On entend aujourd’hui beaucoup parler de la colère des restaurateurs et des cafetiers due au couvre-feu. Mais là encore, même s’il est dramatique de constater qu’ils tournent tous aux ralentis, et de façon extrêmement contrainte, ils ont quand même eu, tant bien que mal, quelques possibilités de réouverture.

En revanche, j’aimerais attirer votre attention sur le fait que, depuis début mars, le secteur « de la nuit et des clubs » (dont je fais intrinsèquement partie) est quant à lui totalement à l’arrêt. Pour nous la fête est terminée, et ce depuis maintenant huit longs mois.

Vous n’êtes pas sans savoir que comme les théâtres, les cinémas et les salles de spectacle, les clubs emploient (hormis les artistes et DJ’s qui s’y produisent) la même pléiade de personnels divers et variés que dans le reste du paysage culturel. Que ce soit au bar, en salle, à la caisse, au vestiaire, au ménage, mais aussi les régisseurs, la sécurité, les intermittents, personnels techniques, sondiers, les lighteux, les VJ, les promoteurs, bookeurs, labels, graphistes, imprimeurs…. Sans oublier l’impact économique indirect (fournisseurs, restauration, hôtellerie, transport, etc…). La liste est longue, mais surtout très similaire à celle du spectacle vivant.

Sur France 2, vous avez annoncé des chiffres relatifs aux aides adressées aux différents secteurs du cinéma et du spectacle vivant. Je ne reviens pas sur la répartition de ces moyens qui assument comme toujours des déséquilibres flagrants entre patrimoine et culture d’aujourd’hui, entre Paris et régions, entre culture classique et émergence, entre les « grandes maisons de la capitale » et le maillage territorial des indépendants… Mais une chose est certaine : une fois encore, et ce maintenant depuis de trop longs mois, l’espace culturel de la nuit a lui été totalement ignoré. 
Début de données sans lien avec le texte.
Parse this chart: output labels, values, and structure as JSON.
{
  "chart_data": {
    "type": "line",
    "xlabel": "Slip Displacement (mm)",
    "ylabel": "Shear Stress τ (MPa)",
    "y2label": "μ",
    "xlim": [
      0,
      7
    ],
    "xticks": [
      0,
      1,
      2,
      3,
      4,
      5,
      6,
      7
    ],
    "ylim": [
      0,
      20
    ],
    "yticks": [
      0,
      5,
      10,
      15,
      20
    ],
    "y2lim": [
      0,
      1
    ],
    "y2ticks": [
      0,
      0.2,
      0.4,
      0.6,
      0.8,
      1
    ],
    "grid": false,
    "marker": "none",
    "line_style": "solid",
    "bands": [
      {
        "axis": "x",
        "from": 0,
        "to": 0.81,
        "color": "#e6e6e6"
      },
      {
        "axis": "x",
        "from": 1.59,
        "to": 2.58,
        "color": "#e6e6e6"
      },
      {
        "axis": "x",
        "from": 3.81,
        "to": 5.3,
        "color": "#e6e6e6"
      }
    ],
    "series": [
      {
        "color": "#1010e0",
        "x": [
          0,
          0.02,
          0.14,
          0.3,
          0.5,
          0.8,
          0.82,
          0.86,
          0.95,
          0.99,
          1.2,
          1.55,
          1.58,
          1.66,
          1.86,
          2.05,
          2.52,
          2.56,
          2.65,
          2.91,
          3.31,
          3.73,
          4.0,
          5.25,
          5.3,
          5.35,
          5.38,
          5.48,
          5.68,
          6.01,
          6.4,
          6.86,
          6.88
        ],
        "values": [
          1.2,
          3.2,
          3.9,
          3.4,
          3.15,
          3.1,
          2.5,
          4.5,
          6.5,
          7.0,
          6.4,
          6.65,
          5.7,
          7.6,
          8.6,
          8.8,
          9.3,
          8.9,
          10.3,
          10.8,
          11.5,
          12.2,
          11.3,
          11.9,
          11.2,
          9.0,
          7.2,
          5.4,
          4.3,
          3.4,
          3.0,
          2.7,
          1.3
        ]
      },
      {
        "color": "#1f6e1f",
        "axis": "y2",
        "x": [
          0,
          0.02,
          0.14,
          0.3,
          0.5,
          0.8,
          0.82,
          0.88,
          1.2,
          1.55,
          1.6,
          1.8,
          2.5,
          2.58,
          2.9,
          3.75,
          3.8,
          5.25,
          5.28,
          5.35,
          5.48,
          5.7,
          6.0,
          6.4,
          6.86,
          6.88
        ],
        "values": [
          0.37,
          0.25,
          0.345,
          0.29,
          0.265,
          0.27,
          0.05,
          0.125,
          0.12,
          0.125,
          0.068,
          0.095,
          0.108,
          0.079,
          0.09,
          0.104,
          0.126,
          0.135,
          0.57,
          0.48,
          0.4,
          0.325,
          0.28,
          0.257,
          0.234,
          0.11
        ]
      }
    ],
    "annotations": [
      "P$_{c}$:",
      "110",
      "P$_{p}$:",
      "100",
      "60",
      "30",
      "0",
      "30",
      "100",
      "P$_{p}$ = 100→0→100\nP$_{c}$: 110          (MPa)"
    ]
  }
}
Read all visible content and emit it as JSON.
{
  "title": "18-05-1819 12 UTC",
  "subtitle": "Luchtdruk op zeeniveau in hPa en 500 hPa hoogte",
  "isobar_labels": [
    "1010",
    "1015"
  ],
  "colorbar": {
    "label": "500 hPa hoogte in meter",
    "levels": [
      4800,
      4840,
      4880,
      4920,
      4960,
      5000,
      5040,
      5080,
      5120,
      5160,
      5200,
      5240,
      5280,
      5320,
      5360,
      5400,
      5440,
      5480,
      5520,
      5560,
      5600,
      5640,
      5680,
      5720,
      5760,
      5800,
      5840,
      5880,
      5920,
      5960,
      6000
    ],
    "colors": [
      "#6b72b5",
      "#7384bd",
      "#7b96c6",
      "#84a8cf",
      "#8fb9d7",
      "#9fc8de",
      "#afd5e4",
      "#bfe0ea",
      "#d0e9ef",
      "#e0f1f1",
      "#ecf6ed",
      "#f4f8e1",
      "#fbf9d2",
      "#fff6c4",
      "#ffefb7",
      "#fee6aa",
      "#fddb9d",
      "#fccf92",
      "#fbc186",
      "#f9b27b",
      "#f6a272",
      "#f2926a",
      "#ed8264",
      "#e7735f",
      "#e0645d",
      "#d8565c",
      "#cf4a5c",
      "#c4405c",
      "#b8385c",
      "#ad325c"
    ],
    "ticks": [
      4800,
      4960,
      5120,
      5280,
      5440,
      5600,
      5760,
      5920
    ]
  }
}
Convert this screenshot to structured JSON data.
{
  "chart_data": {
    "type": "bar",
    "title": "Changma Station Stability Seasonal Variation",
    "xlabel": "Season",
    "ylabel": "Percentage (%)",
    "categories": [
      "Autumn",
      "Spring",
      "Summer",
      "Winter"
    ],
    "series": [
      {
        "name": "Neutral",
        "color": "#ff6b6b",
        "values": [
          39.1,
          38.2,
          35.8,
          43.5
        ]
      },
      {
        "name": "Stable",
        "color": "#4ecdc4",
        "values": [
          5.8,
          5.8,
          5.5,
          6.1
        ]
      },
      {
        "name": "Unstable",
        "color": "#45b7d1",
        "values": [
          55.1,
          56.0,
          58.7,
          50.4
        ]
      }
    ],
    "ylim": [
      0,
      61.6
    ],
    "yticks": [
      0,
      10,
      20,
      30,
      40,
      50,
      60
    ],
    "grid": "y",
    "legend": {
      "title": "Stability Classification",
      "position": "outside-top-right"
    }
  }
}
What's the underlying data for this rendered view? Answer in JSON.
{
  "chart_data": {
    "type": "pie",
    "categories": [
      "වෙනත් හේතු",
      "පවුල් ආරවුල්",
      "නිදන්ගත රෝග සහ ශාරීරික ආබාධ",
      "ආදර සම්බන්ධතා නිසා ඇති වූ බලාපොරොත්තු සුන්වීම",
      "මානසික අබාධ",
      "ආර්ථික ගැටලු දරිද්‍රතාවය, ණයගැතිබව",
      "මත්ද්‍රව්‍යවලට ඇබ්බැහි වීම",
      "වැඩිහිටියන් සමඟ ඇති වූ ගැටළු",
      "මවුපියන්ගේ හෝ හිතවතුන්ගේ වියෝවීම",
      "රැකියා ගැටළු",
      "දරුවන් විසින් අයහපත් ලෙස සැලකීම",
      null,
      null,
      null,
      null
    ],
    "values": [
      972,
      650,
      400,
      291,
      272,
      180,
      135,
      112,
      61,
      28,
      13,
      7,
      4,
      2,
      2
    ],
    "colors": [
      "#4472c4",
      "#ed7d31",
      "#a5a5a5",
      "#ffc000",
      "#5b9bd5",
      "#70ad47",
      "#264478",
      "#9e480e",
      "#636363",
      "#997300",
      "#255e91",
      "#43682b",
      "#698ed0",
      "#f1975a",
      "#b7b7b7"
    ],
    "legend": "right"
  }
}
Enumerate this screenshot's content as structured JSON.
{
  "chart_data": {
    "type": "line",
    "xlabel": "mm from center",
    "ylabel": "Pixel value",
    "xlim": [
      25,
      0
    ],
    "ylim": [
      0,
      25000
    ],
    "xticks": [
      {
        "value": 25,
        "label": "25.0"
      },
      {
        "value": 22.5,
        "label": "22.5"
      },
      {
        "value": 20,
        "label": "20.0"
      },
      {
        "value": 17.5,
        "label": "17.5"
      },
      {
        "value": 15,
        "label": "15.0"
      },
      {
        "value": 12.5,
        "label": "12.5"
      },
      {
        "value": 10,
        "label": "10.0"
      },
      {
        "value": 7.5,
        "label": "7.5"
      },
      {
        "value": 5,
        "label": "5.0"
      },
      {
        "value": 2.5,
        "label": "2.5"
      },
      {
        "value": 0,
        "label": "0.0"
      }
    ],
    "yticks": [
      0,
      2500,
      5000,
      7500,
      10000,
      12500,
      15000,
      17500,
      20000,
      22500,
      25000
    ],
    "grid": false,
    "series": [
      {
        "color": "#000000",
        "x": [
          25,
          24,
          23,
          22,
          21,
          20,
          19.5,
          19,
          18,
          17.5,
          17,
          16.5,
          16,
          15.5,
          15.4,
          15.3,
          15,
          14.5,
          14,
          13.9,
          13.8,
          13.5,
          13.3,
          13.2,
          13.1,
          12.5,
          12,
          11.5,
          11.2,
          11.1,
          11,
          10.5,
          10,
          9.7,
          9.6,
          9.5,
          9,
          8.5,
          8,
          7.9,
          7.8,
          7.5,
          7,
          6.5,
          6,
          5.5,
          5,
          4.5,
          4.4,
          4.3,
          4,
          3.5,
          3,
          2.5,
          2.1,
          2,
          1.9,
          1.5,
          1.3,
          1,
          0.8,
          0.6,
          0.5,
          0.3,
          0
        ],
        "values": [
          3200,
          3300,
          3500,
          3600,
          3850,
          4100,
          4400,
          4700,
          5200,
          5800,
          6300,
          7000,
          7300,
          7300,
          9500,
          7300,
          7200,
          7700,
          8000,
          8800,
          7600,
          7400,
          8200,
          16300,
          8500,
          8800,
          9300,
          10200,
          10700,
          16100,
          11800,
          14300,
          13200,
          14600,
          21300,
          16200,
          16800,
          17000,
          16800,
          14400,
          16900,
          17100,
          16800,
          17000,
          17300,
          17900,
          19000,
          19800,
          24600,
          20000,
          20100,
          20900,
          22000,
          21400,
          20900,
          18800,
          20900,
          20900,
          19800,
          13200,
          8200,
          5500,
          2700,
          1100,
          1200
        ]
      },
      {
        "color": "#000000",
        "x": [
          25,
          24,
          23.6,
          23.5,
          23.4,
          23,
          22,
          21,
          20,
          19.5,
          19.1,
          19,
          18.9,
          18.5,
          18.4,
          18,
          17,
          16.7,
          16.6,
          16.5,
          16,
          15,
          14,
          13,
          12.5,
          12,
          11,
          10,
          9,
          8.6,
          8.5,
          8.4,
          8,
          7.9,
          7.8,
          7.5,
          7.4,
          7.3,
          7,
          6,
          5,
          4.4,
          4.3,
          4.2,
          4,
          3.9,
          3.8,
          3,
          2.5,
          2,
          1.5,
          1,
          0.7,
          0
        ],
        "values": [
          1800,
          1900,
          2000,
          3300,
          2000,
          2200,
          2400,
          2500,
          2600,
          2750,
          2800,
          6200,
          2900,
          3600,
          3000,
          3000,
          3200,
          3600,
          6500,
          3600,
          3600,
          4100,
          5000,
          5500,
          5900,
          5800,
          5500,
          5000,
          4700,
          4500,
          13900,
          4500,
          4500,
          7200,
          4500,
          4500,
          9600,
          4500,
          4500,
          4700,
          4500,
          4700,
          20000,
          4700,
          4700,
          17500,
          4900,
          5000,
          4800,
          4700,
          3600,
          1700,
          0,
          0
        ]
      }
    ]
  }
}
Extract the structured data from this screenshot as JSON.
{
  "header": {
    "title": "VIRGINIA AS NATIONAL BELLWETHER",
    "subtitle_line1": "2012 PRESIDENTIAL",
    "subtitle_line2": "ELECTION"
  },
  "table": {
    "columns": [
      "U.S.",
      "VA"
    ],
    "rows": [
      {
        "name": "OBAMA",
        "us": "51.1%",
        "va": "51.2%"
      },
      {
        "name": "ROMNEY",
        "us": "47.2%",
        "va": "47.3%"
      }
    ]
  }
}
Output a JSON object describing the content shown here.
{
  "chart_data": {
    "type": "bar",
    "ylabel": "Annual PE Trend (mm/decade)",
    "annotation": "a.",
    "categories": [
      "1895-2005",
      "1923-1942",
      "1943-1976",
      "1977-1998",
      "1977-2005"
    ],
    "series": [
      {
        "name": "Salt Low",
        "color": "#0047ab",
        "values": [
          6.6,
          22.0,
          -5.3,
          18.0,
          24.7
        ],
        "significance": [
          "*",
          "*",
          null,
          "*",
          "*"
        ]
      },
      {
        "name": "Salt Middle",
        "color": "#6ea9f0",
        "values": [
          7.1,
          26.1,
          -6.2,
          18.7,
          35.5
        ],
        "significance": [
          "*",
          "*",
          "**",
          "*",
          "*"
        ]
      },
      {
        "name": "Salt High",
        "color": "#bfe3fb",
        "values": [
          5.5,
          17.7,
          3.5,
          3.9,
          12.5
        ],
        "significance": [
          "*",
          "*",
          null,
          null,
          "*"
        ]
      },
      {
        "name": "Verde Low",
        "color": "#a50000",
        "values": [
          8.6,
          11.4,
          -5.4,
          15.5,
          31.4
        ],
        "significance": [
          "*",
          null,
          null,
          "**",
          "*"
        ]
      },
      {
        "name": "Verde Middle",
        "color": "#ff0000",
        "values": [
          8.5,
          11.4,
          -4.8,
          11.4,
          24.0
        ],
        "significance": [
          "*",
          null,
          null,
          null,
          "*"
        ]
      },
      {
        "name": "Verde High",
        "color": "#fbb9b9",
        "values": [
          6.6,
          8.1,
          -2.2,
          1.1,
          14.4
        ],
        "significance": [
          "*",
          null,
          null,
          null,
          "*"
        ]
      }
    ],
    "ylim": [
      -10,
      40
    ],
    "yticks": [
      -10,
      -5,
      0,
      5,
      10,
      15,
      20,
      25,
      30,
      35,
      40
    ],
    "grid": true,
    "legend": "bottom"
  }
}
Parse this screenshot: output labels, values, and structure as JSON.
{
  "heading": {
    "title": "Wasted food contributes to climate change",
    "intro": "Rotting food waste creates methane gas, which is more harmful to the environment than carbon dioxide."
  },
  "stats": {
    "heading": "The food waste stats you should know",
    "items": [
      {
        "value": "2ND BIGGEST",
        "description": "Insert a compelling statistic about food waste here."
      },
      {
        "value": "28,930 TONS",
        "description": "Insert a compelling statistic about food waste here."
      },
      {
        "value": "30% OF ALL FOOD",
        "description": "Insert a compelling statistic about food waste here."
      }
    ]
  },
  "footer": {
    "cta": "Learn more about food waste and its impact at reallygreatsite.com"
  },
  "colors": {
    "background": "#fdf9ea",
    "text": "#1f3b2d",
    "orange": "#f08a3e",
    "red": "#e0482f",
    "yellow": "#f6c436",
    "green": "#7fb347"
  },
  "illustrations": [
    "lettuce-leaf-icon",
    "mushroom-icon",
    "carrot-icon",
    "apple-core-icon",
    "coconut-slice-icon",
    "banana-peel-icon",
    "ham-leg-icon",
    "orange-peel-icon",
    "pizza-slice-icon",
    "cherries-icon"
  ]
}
Le manque flagrant de considération, l’ignorance émanant de votre ministère envers le secteur de la nuit et des clubs est clairement interprété par beaucoup d’entre nous comme une forme de mépris incompréhensible. Car que vous le vouliez ou non, les clubs et les lieux de cette culture nocturne étaient (quand ils étaient ouverts) des endroits bouillonnant de création, d’imagination et de partage.

J’étais, madame la ministre, sincèrement attentif et bienveillant quant à votre prise de fonction, impatient mais certain de vous voir nous représenter au même titre que les autres artistes, et affirmer le minimum de considération dû à notre secteur. Mais j’avoue qu’aujourd’hui, ne sachant plus très bien si je suis un « artiste du spectacle mort » un « artiste de l’intérieur », ou « pas un artiste du tout » je commence à avoir de sérieux doutes.